Readers saw the location at the centre of the article described as follows:
“…Turkish-controlled northern Cyprus, a self-declared republic recognised only by Turkey.”
“Cyprus has been divided since 1974, when Turkish troops invaded the north, in response to a military coup backed by nationalists ruling Greece at the time.
Since declaring independence in 1983, the north has been under international embargo, so it is propped up by Turkey and its currency, the lira.”
“…northern Cyprus is not recognised internationally…”

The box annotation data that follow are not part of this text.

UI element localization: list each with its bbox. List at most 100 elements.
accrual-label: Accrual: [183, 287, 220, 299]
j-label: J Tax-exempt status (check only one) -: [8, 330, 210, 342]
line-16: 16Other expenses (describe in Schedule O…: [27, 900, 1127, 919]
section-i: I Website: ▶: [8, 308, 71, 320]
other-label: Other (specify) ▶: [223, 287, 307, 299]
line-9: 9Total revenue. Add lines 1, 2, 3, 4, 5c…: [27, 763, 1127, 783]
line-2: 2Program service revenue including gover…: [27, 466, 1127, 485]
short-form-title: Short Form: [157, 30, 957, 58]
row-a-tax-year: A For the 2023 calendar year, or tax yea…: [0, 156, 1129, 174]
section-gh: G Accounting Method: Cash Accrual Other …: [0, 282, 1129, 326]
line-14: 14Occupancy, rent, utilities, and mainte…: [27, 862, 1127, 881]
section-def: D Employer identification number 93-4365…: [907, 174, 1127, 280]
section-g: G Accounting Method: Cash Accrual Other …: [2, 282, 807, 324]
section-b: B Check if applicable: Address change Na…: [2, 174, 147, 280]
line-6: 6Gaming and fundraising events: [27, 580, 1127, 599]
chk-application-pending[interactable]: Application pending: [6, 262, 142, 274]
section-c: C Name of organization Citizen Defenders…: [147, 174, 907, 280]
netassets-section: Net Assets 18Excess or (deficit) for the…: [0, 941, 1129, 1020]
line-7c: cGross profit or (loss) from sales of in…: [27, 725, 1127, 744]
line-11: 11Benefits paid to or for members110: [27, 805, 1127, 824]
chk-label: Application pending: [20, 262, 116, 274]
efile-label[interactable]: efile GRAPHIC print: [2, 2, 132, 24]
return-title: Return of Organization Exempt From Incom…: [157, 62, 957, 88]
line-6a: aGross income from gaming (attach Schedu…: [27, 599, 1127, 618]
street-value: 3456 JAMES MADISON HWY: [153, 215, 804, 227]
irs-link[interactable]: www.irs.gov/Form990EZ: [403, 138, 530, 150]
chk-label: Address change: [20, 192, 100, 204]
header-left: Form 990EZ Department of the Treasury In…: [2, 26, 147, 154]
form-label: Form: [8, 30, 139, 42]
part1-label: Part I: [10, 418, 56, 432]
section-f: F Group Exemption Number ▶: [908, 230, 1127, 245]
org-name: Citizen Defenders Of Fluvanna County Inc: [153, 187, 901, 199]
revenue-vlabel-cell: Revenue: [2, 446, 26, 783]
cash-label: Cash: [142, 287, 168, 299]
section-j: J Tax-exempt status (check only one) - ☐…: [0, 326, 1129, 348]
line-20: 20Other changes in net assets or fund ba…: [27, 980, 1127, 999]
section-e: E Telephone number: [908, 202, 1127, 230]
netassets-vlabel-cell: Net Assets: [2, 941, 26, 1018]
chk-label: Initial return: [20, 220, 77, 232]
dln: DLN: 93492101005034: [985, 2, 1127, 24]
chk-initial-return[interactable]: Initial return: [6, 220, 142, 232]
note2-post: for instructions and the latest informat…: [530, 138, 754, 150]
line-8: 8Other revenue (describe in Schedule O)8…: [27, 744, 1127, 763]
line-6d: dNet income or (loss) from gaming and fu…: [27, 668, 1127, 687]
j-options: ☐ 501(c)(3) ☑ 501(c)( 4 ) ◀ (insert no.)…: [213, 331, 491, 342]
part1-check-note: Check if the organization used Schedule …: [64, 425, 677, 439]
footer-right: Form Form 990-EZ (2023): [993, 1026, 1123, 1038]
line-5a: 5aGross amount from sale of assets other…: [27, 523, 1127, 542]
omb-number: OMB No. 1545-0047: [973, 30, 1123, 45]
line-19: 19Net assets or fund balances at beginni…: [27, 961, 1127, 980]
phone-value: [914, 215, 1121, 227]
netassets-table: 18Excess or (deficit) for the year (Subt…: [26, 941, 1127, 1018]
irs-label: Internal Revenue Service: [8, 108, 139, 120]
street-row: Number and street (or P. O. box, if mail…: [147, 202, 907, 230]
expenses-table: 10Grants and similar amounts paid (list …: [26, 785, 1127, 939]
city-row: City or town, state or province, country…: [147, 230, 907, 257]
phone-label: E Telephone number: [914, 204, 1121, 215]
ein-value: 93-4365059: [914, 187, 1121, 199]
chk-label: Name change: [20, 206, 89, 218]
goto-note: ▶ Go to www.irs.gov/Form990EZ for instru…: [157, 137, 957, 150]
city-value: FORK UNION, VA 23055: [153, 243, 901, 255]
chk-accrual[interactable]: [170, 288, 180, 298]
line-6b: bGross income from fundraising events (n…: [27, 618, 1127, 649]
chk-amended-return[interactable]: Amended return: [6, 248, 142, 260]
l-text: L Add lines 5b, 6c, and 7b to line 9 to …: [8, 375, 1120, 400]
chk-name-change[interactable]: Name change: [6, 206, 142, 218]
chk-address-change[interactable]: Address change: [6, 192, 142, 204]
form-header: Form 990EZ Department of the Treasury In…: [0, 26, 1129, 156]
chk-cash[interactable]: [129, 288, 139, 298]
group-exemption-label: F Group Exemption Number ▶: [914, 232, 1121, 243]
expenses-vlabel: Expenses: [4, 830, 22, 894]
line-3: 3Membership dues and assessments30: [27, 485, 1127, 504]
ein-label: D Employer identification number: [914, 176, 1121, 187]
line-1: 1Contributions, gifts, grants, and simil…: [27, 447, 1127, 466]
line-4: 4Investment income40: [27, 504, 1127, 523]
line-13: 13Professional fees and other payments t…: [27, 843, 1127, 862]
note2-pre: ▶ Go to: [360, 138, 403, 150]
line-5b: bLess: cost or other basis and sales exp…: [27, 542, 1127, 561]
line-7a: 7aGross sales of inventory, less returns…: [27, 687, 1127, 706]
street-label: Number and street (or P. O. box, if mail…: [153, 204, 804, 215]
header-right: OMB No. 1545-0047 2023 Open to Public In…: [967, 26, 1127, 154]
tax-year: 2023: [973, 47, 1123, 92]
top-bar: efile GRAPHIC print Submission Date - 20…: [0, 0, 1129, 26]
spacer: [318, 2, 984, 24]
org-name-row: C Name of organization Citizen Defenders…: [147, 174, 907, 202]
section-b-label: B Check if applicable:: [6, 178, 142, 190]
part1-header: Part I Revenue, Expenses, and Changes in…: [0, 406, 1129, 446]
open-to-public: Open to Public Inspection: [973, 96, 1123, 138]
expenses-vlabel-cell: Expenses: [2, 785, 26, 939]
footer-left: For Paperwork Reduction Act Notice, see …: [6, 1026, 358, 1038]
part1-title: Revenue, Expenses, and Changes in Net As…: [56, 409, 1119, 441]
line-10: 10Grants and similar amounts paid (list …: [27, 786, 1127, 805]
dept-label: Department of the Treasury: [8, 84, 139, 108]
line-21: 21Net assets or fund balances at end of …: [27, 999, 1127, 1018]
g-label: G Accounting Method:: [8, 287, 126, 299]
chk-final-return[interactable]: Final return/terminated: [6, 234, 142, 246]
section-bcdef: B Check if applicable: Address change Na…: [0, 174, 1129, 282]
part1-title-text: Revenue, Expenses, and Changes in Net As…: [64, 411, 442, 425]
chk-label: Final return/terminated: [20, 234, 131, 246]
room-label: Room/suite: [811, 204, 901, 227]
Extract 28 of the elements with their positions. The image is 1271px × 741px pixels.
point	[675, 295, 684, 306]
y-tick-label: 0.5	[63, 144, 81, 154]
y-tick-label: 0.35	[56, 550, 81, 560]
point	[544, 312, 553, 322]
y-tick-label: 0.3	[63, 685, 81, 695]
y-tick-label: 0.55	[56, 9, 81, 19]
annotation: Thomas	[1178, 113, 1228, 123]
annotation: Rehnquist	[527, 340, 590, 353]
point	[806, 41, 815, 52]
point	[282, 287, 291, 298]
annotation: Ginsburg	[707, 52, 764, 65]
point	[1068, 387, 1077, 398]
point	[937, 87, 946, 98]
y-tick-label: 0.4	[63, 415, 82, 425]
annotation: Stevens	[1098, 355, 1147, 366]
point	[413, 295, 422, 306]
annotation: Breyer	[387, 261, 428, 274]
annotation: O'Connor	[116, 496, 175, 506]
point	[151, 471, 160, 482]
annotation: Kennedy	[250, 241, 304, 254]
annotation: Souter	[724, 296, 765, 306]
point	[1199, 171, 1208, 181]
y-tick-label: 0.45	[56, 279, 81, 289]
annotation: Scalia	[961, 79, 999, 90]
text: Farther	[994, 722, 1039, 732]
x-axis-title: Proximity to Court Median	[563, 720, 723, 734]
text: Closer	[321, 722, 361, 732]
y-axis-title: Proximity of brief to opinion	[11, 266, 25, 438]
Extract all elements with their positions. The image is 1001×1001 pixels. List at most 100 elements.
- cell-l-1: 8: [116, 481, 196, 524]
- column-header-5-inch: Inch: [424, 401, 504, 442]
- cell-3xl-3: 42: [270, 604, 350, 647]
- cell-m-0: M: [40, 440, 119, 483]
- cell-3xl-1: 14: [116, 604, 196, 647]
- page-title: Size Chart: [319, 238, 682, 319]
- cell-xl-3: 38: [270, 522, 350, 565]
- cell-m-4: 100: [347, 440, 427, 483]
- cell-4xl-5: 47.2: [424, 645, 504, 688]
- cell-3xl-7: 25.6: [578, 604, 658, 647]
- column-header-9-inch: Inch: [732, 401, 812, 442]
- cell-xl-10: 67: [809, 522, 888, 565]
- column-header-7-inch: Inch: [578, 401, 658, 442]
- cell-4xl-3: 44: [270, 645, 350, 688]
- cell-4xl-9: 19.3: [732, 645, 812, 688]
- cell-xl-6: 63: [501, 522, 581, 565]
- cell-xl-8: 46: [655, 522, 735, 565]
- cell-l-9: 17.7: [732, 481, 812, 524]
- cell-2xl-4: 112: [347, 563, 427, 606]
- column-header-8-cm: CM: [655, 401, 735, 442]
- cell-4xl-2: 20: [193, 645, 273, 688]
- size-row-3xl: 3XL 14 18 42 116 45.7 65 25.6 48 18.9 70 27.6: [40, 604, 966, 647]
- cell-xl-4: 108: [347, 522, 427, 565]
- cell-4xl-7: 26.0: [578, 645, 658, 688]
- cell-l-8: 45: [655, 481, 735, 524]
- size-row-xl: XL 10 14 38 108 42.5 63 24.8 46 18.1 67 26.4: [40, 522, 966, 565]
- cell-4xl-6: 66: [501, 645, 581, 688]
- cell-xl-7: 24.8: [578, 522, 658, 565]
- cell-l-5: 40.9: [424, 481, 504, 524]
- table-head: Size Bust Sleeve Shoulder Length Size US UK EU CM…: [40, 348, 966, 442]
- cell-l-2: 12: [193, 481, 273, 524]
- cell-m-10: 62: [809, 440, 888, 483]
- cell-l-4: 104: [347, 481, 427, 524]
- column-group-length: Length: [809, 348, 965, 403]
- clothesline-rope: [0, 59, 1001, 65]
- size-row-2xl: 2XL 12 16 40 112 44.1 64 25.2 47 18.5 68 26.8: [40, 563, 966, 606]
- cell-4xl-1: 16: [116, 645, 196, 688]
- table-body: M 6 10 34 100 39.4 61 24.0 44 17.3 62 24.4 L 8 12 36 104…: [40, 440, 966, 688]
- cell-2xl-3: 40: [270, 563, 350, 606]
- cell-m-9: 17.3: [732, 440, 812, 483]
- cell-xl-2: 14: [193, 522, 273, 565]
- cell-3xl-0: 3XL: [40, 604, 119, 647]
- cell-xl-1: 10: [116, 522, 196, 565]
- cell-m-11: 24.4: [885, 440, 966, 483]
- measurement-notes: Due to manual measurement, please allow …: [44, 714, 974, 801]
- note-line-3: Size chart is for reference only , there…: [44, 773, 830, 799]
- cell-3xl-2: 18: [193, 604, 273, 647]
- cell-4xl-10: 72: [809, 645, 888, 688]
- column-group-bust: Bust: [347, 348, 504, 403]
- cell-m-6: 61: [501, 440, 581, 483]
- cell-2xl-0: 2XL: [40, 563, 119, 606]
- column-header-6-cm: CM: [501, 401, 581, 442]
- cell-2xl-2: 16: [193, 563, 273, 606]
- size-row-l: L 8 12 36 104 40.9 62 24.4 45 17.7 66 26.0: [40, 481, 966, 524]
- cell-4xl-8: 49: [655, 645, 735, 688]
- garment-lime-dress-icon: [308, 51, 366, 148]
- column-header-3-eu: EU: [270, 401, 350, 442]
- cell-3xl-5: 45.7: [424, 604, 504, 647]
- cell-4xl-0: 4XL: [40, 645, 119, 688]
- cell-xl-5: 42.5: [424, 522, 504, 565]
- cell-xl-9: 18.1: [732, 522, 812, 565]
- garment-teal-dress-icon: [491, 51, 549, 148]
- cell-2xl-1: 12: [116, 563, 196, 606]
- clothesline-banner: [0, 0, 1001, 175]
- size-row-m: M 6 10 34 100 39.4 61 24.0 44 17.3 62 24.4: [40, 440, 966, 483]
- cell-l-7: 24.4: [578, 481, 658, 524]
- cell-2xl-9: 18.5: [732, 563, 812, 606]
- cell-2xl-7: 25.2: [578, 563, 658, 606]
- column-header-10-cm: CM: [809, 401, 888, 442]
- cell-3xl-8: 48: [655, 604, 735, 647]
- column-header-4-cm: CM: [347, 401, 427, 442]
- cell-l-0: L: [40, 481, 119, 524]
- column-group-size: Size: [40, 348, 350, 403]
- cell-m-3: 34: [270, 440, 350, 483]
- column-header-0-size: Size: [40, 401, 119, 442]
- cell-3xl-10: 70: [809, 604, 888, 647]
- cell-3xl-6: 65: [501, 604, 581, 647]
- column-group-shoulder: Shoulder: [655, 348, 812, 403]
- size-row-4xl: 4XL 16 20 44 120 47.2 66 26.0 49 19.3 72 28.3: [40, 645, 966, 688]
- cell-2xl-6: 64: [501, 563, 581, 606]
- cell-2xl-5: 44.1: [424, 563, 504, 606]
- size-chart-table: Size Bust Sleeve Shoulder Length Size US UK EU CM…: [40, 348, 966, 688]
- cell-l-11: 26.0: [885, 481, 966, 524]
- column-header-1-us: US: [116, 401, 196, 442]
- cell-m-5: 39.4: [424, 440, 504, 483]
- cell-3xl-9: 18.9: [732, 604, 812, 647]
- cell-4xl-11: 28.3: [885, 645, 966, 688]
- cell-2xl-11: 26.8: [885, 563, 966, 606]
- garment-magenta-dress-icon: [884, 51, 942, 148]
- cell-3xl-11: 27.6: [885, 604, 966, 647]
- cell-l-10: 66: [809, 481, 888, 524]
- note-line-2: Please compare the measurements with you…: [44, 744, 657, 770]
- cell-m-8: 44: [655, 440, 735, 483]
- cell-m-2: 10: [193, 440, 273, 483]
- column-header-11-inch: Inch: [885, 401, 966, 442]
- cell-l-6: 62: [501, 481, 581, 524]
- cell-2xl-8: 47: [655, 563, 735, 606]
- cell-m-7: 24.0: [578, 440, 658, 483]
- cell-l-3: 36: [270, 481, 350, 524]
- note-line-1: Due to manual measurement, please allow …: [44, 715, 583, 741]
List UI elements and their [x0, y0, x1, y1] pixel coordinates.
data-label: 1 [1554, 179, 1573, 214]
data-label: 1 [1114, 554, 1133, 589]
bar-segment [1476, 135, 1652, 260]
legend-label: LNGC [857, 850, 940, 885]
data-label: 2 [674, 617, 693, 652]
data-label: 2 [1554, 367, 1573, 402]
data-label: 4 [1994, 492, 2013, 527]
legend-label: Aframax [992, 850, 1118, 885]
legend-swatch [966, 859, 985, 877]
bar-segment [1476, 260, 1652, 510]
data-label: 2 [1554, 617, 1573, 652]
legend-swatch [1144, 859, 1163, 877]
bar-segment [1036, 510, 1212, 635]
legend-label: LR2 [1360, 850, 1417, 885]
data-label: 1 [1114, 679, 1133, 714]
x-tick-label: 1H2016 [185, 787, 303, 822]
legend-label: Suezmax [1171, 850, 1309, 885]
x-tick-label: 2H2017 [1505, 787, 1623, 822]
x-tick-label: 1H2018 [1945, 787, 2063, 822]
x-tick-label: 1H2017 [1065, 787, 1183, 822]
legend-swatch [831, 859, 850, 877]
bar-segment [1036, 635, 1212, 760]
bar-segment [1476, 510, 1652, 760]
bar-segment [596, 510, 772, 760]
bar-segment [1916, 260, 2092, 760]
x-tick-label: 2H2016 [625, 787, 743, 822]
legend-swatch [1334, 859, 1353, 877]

Readers were also provided with a map:
As has been the case in past BBC reporting on Cyprus (see ‘related articles’ below), the words ‘occupied’ and ‘occupation’ did not appear at all in the report: readers were merely told that northern Cyprus is “Turkish-controlled”. As usual there was no reference in the report to “illegal settlements” or “international law” despite the fact that it was Turkish state policy to facilitate and encourage the immigration of Turkish nationals to the island during the latter half of the 1970s.
In contrast to BBC coverage of the Palestinian-Israeli conflict, readers did not find any pronouncements allocating disputed territory to one side or the other in the style of the frequently seen terminology “occupied Palestinian land” and “Palestinian territory” and no mention was made of the presence of Turkish troops in northern Cyprus.
As we have seen in the past, the BBC is able to report on the enduring territorial dispute in Cyprus in a manner which refrains from promoting a particular political narrative. Unfortunately for the corporation’s audiences the same editorial standards are not evident in BBC reporting on the Arab-Israeli conflict.